The work demonstrates that matching both electrodes toward pseudocapacitive kinetics—via N-doping and defect engineering in the cathode to enhance anion adsorption/redox and via MnO quantum-dot inlay to expand interlayer spacing and provide surface redox in the anode—overcomes the conventional capacity and kinetic mismatch of PIHCs. This design enables rapid, surface-dominated charge storage with minimal diffusion limitations, supporting extreme fast charging. Removing metal current collectors and polymer binders eliminates high-voltage corrosion and parasitic reactions, reduces inactive weight, and retains high electronic conductivity using free-standing carbon papers. Optimizing the electrolyte composition and amount (E/C ratio, density) further stabilizes operation up to 4.8 V, lowers self-discharge, and sustains high CE. Collectively, these strategies directly address the research goal: delivering Ah-scale PIHCs capable of 6-minute full charging while achieving device-level specific energy comparable to K-ion batteries and approaching Li-ion battery values, with strong cycling stability. The findings substantiate PIHCs as a viable pathway for fast-charging, high-energy storage in practical pouch-cell formats.

Conclusion

The study introduces a holistic strategy for potassium-ion hybrid capacitors that yields 1 Ah soft-pack devices with a 4.8 V window, 140 Wh kg−1 device-level specific energy, 6-minute full-charge capability (10 C), and robust cycling (88% capacity retention after 200 cycles at 10 C; low self-discharge and ~99% voltage retention at 25 °C). Key contributions include: (i) cathode/anode co-design toward pseudocapacitive behavior (N-doped, defect-rich N-CNTs@MC and spacing-expanded MnO@CNTs); (ii) binder- and current-collector-free, highly conductive free-standing electrodes; (iii) electrolyte optimization for high-voltage stability and minimal parasitic reactions. These approaches provide a pathway to practical, fast-charging K-based hybrid capacitors and offer transferable design principles for Li/Na batteries and hybrid systems.
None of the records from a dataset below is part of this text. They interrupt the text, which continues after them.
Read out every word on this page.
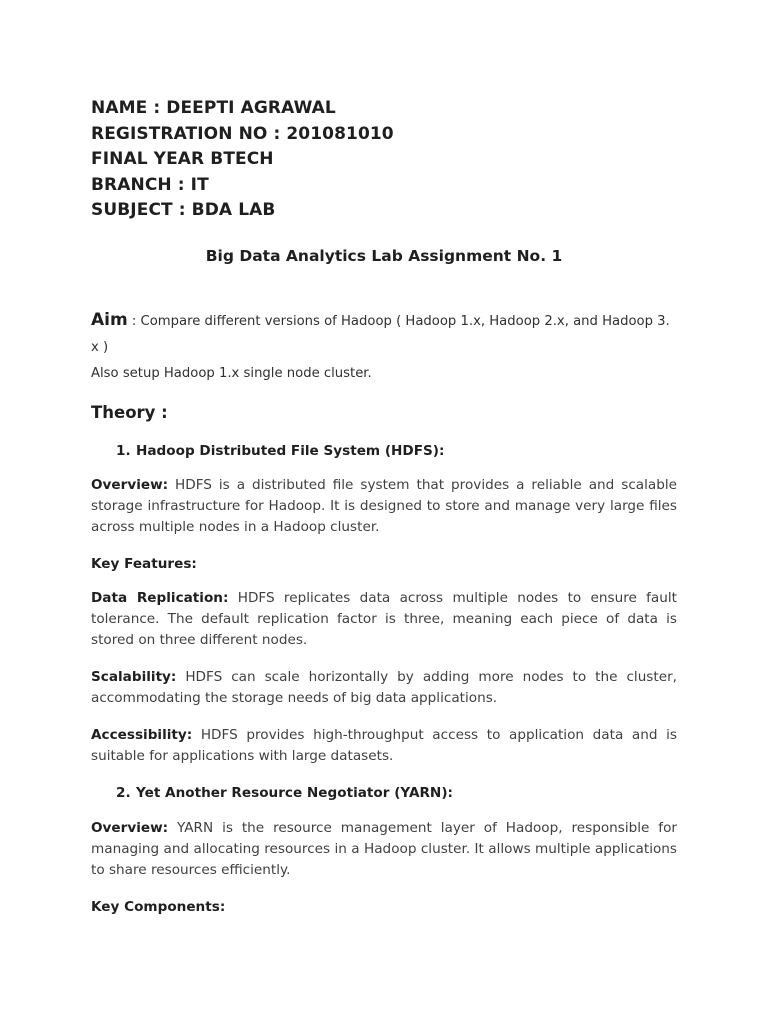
NAME : DEEPTI AGRAWAL
REGISTRATION NO : 201081010
FINAL YEAR BTECH
BRANCH : IT
SUBJECT : BDA LAB
Big Data Analytics Lab Assignment No. 1
Aim : Compare different versions of Hadoop ( Hadoop 1.x, Hadoop 2.x, and Hadoop 3. x )
Also setup Hadoop 1.x single node cluster.
Theory :
1. Hadoop Distributed File System (HDFS):
Overview: HDFS is a distributed file system that provides a reliable and scalable storage infrastructure for Hadoop. It is designed to store and manage very large files across multiple nodes in a Hadoop cluster.
Key Features:
Data Replication: HDFS replicates data across multiple nodes to ensure fault tolerance. The default replication factor is three, meaning each piece of data is stored on three different nodes.
Scalability: HDFS can scale horizontally by adding more nodes to the cluster, accommodating the storage needs of big data applications.
Accessibility: HDFS provides high-throughput access to application data and is suitable for applications with large datasets.
2. Yet Another Resource Negotiator (YARN):
Overview: YARN is the resource management layer of Hadoop, responsible for managing and allocating resources in a Hadoop cluster. It allows multiple applications to share resources efficiently.
Key Components:
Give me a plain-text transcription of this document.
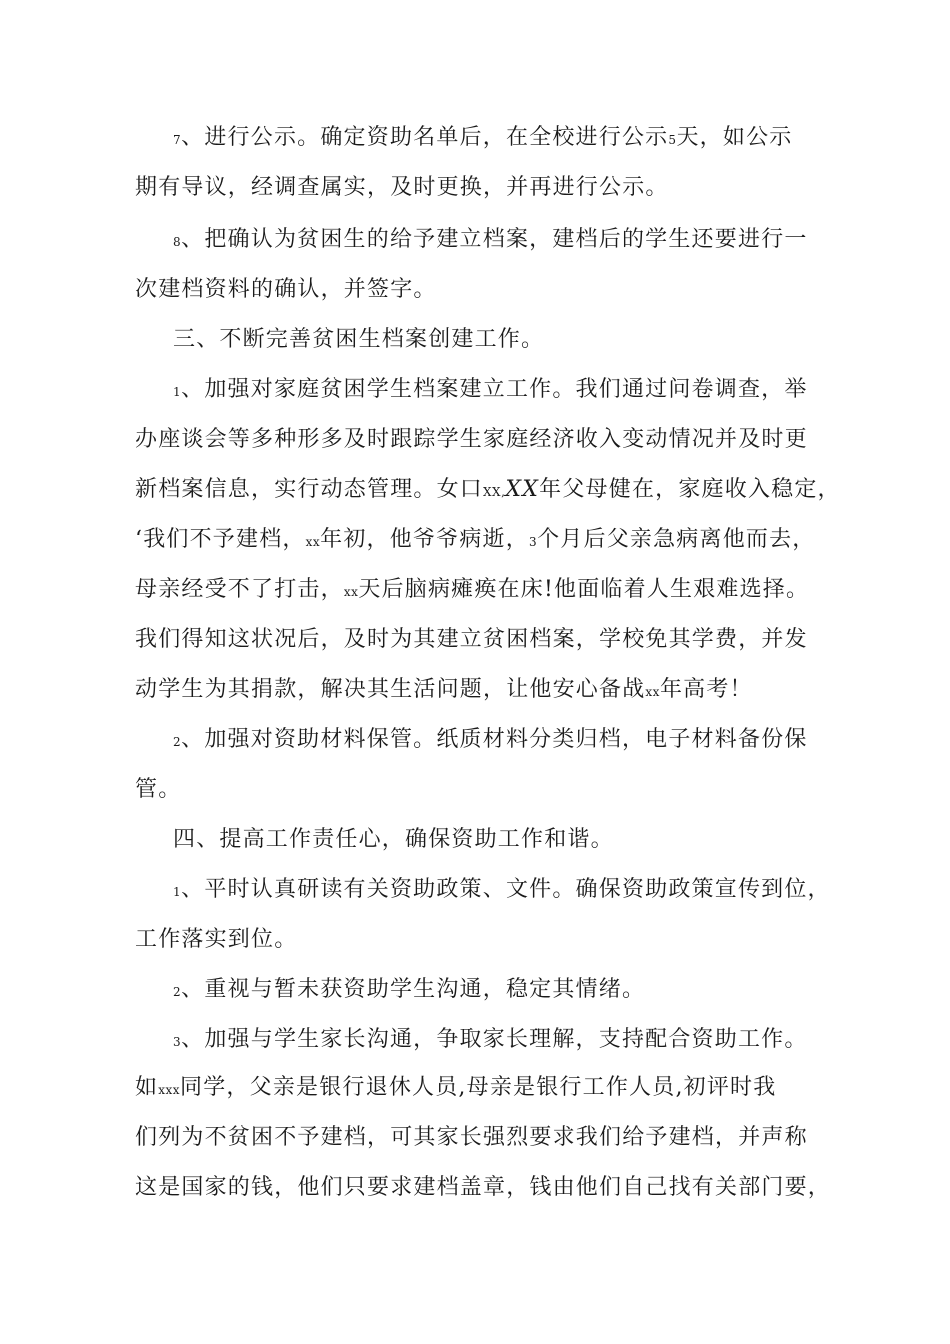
7、进行公示。确定资助名单后，在全校进行公示5天，如公示
期有导议，经调查属实，及时更换，并再进行公示。
8、把确认为贫困生的给予建立档案，建档后的学生还要进行一
次建档资料的确认，并签字。
三、不断完善贫困生档案创建工作。
1、加强对家庭贫困学生档案建立工作。我们通过问卷调查，举
办座谈会等多种形多及时跟踪学生家庭经济收入变动情况并及时更
新档案信息，实行动态管理。女口XX,XX年父母健在，家庭收入稳定，
‘我们不予建档，xx年初，他爷爷病逝，3个月后父亲急病离他而去，
母亲经受不了打击，xx天后脑病瘫痪在床!他面临着人生艰难选择。
我们得知这状况后，及时为其建立贫困档案，学校免其学费，并发
动学生为其捐款，解决其生活问题，让他安心备战xx年高考！
2、加强对资助材料保管。纸质材料分类归档，电子材料备份保
管。
四、提高工作责任心，确保资助工作和谐。
1、平时认真研读有关资助政策、文件。确保资助政策宣传到位，
工作落实到位。
2、重视与暂未获资助学生沟通，稳定其情绪。
3、加强与学生家长沟通，争取家长理解，支持配合资助工作。
如xxx同学，父亲是银行退休人员,母亲是银行工作人员,初评时我
们列为不贫困不予建档，可其家长强烈要求我们给予建档，并声称
这是国家的钱，他们只要求建档盖章，钱由他们自己找有关部门要，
Future research could adapt the strategy to lower-cost carbon/expanded graphite materials, scale manufacturing, assess broader safety and environmental conditions, and optimize electrolytes for even higher voltage stability and longevity.

Limitations
  • Pouch-cell cycling data are reported to 200 cycles at 10 C; longer-term durability and calendar aging are not provided.
  • Operation was assessed at 25 ± 1 °C; performance and safety under wider temperature ranges and abuse conditions were not detailed.
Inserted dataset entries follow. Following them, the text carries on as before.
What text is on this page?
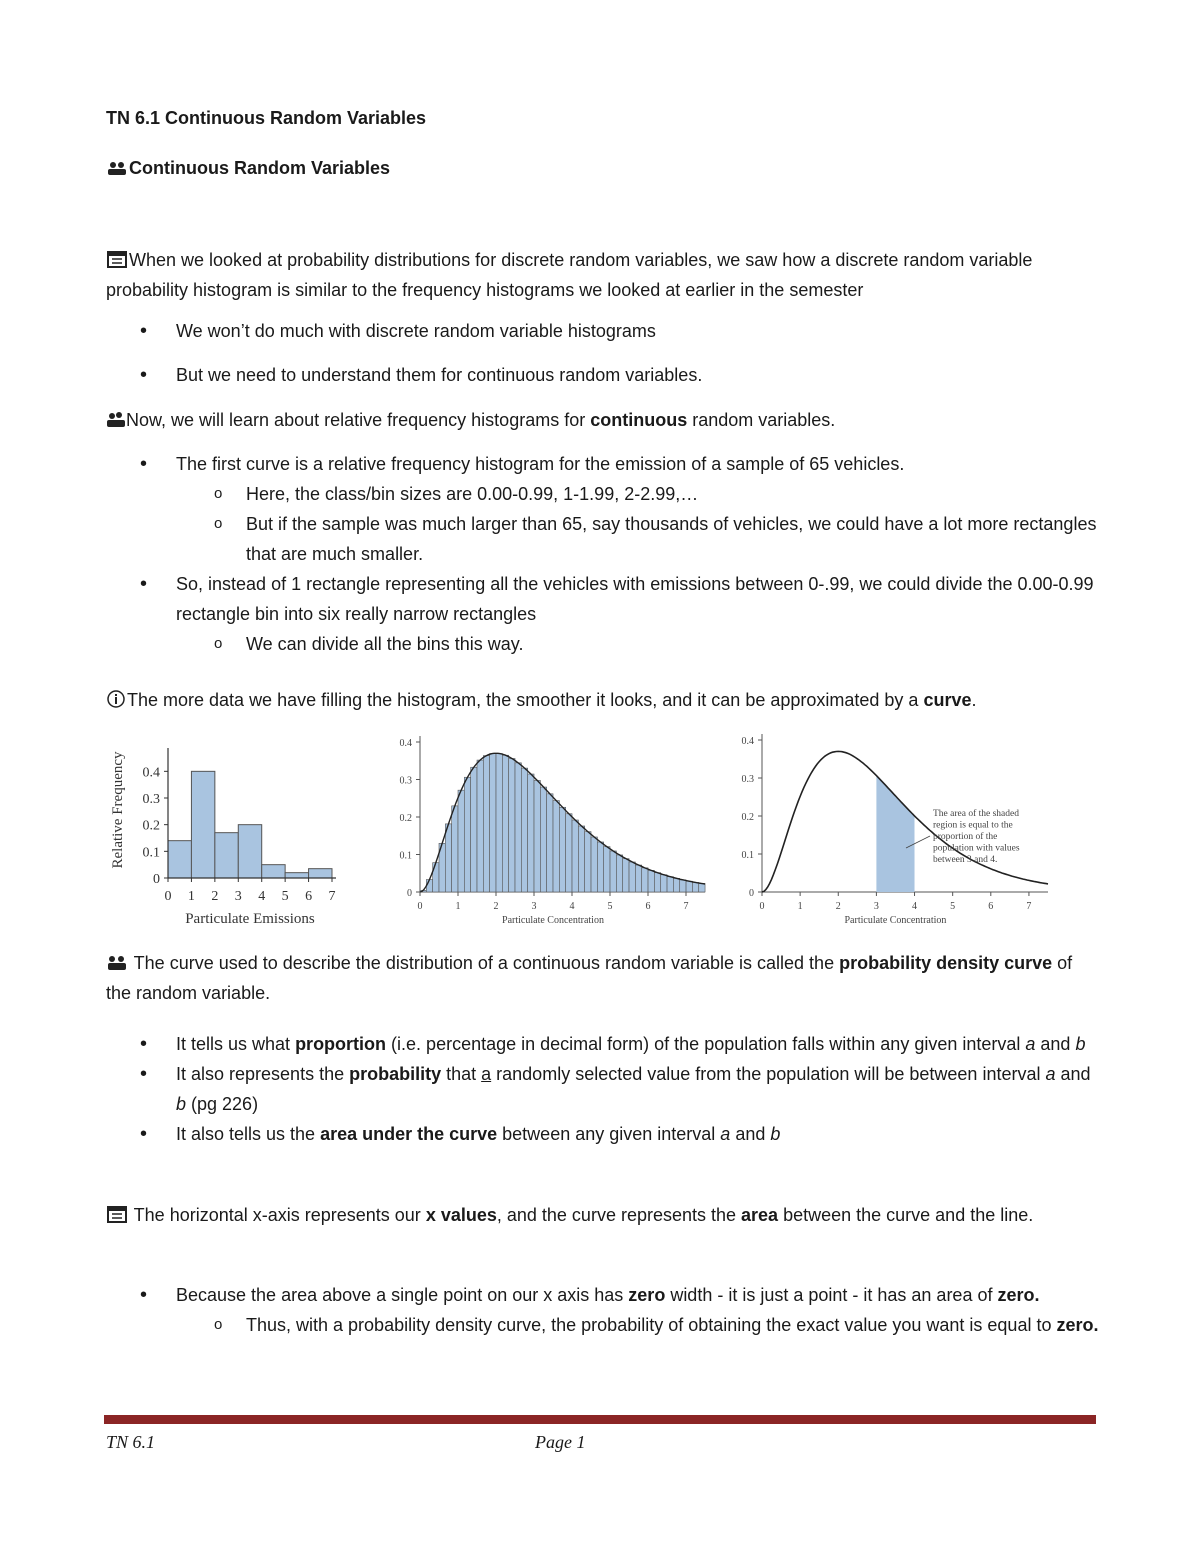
TN 6.1 Continuous Random Variables
Continuous Random Variables
When we looked at probability distributions for discrete random variables, we saw how a discrete random variable probability histogram is similar to the frequency histograms we looked at earlier in the semester
• We won’t do much with discrete random variable histograms
• But we need to understand them for continuous random variables.
Now, we will learn about relative frequency histograms for continuous random variables.
• The first curve is a relative frequency histogram for the emission of a sample of 65 vehicles.
o Here, the class/bin sizes are 0.00-0.99, 1-1.99, 2-2.99,…
o But if the sample was much larger than 65, say thousands of vehicles, we could have a lot more rectangles that are much smaller.
• So, instead of 1 rectangle representing all the vehicles with emissions between 0-.99, we could divide the 0.00-0.99 rectangle bin into six really narrow rectangles
o We can divide all the bins this way.
The more data we have filling the histogram, the smoother it looks, and it can be approximated by a curve.
0
0.1
0.2
0.3
0.4
0 1 2 3 4 5 6 7
Particulate Emissions
Relative Frequency
0
0.1
0.2
0.3
0.4
0	1	2	3	4	5	6	7
Particulate Concentration
0
0.1
0.2
0.3
0.4
0	1	2	3	4	5	6	7
Particulate Concentration
The area of the shaded region is equal to the proportion of the population with values between 3 and 4.
The curve used to describe the distribution of a continuous random variable is called the probability density curve of the random variable.
• It tells us what proportion (i.e. percentage in decimal form) of the population falls within any given interval a and b
• It also represents the probability that a randomly selected value from the population will be between interval a and b (pg 226)
• It also tells us the area under the curve between any given interval a and b
The horizontal x-axis represents our x values, and the curve represents the area between the curve and the line.
• Because the area above a single point on our x axis has zero width - it is just a point - it has an area of zero.
o Thus, with a probability density curve, the probability of obtaining the exact value you want is equal to zero.
TN 6.1	Page 1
  • The negative electrode requires pre-potassiation; practical integration of this step at scale may add process complexity.
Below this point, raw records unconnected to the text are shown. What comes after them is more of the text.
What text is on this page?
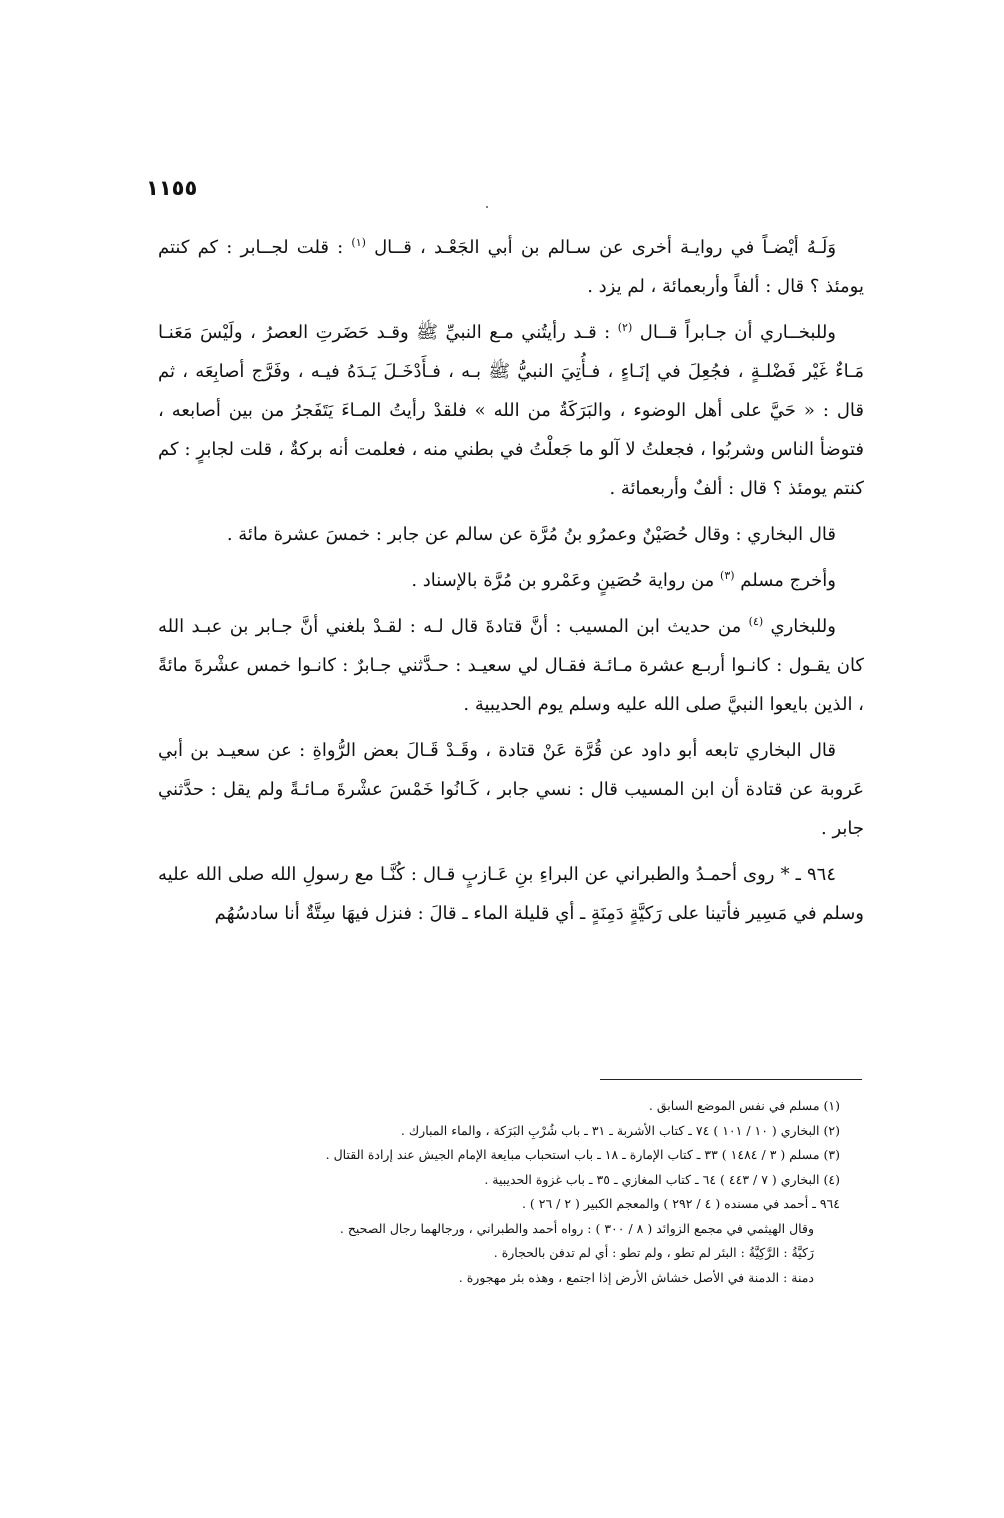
١١٥٥

وَلَـهُ أيْضـاً في روايـة أخرى عن سـالم بن أبي الجَعْـد ، قــال $^{(١)}$ : قلت لجــابر : كم كنتم يومئذ ؟ قال : ألفاً وأربعمائة ، لم يزد .

وللبخــاري أن جـابراً قــال $^{(٢)}$ : قـد رأيتُني مـع النبيِّ ﷺ وقـد حَضَرتِ العصرُ ، ولَيْسَ مَعَنـا مَـاءٌ غَيْر فَضْلـةٍ ، فجُعِلَ في إنَـاءٍ ، فـأُتِيَ النبيُّ ﷺ بـه ، فـأَدْخَـلَ يَـدَهُ فيـه ، وفَرَّج أصابِعَه ، ثم قال : « حَيَّ على أهل الوضوء ، والبَرَكَةُ من الله » فلقدْ رأيتُ المـاءَ يَتَفَجرُ من بين أصابعه ، فتوضأ الناس وشربُوا ، فجعلتُ لا آلو ما جَعلْتُ في بطني منه ، فعلمت أنه بركةٌ ، قلت لجابرٍ : كم كنتم يومئذ ؟ قال : ألفٌ وأربعمائة .

قال البخاري : وقال حُصَيْنٌ وعمرُو بنُ مُرَّة عن سالم عن جابر : خمسَ عشرة مائة .

وأخرج مسلم $^{(٣)}$ من رواية حُصَينٍ وعَمْرو بن مُرَّة بالإسناد .

وللبخاري $^{(٤)}$ من حديث ابن المسيب : أنَّ قتادةَ قال لـه : لقـدْ بلغني أنَّ جـابر بن عبـد الله كان يقـول : كانـوا أربـع عشرة مـائـة فقـال لي سعيـد : حـدَّثني جـابرٌ : كانـوا خمس عشْرةَ مائةً ، الذين بايعوا النبيَّ صلى الله عليه وسلم يوم الحديبية .

قال البخاري تابعه أبو داود عن قُرَّة عَنْ قتادة ، وقَـدْ قَـالَ بعض الرُّواةِ : عن سعيـد بن أبي عَروبة عن قتادة أن ابن المسيب قال : نسي جابر ، كَـانُوا خَمْسَ عشْرةَ مـائـةً ولم يقل : حدَّثني جابر .

٩٦٤ ـ * روى أحمـدُ والطبراني عن البراءِ بنِ عَـازبٍ قـال : كُنَّـا مع رسولِ الله صلى الله عليه وسلم في مَسِير فأتينا على رَكيَّةٍ دَمِنَةٍ ـ أي قليلة الماء ـ قالَ : فنزل فيهَا سِتَّةٌ أنا سادسُهُم

(١) مسلم في نفس الموضع السابق .

(٢) البخاري ( ١٠ / ١٠١ ) ٧٤ ـ كتاب الأشربة ـ ٣١ ـ باب شُرْبِ البَرَكة ، والماء المبارك .

(٣) مسلم ( ٣ / ١٤٨٤ ) ٣٣ ـ كتاب الإمارة ـ ١٨ ـ باب استحباب مبايعة الإمام الجيش عند إرادة القتال .

(٤) البخاري ( ٧ / ٤٤٣ ) ٦٤ ـ كتاب المغازي ـ ٣٥ ـ باب غزوة الحديبية .

٩٦٤ ـ أحمد في مسنده ( ٤ / ٢٩٢ ) والمعجم الكبير ( ٢ / ٢٦ ) .

وقال الهيثمي في مجمع الزوائد ( ٨ / ٣٠٠ ) : رواه أحمد والطبراني ، ورجالهما رجال الصحيح .

رَكيَّةُ : الرَّكِيَّةُ : البئر لم تطو ، ولم تطو : أي لم تدفن بالحجارة .

دمنة : الدمنة في الأصل خشاش الأرض إذا اجتمع ، وهذه بئر مهجورة .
  • The N-CNTs@MC synthesis includes ultra-high-temperature (3000 °C) treatment, which may pose cost/energy challenges for large-scale manufacturing.
  • High-voltage operation (to 4.8 V) in carbonate electrolytes, while stable here, may require further validation for extended lifetimes and varying duty cycles in real-world applications.
  • Comprehensive safety testing (e.g., nail penetration, overcharge, thermal runaway) and environmental/aging effects on self-discharge were not reported.